Cluster Culling Shader Cluster Ordering

  • When a cluster culling shader is used, all output clusters generated by DispatchClusterHUAWEI() in a given workgroup are passed to subsequent pipeline stage before any cluster generated from subsequent workgroup.

  • In a workgroup, the order of output clusters generated by DispatchClusterHUAWEI() is specified by the local invocation id, from lower to higher values.

  • If any cluster culling invocation in the workgroup does not call DispatchClusterHUAWEI(), no cluster will be sent to the subsequent rendering pipeline.

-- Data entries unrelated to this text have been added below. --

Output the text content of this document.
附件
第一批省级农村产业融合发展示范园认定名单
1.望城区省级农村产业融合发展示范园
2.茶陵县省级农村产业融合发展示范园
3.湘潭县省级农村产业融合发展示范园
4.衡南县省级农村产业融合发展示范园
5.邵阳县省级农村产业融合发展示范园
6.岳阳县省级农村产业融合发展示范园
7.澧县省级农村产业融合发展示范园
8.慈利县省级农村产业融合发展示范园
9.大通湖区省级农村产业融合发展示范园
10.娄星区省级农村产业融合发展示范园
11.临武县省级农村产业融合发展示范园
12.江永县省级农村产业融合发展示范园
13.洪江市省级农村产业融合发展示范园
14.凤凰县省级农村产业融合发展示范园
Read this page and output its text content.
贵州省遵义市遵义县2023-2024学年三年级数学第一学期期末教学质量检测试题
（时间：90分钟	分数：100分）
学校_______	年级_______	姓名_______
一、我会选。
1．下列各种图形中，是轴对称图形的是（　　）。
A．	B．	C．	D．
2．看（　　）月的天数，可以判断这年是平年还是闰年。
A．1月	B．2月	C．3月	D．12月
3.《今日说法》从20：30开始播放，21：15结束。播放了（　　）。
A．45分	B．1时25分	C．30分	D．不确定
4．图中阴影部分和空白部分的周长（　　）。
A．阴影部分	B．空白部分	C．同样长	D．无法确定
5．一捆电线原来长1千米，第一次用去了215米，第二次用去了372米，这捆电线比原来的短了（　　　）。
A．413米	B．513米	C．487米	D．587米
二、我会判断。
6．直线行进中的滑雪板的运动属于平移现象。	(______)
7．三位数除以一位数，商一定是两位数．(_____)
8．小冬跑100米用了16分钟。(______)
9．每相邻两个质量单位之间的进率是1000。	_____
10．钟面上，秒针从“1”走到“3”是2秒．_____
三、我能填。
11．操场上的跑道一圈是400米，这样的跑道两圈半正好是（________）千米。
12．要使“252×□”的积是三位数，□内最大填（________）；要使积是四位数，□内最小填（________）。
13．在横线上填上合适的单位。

  • Any cluster culling shader invocation may also call DispatchClusterHUAWEI() many times as shown below:

// Cluster Culling Shader sample code:
        ......
    DispatchClusterHUAWEI();  // dispatch 0
        ......
    DispatchClusterHUAWEI();  // dispatch 1
        ......
    DispatchClusterHUAWEI();  // dispatch 2
        ......

In this case, the output sequence of clusters in a workgroup are specified as shown below ( in case of 32 shader invocations in a workgroup):

1. shader invocation0.dispatch0
2. shader invocation1.dispatch0,
            ..........
32. shader invocation31.dispatch0
33. shader invocation0.dispatch1
34. shader invocation1.dispatch1
            ..........
64. shader invocation31.dispatch1
65. shader invocation0.dispatch2
66. shader invocation1.dispatch2
            ..........
96. shader Invocation31.dispatch2

Cluster Culling Shader Primitive Ordering

Following guarantees are provided for the relative ordering of primitives produced by a cluster culling shader, as they pertain to primitive order.

  • Limited guarantees are provided for the relative ordering of primitives produced by a cluster culling shader, as they pertain to primitive order.

  • The order of primitives in a given cluster is specified by the content of

    • DispatchClusterHUAWEI() with indexed output built-in variables, vertices sourced from a lower index buffer addresses to higher addresses.

    • DispatchClusterHUAWEI() with non-indexed output built-in variables, from vertices with a lower numbered vertexIndex to a higher numbered vertexIndex.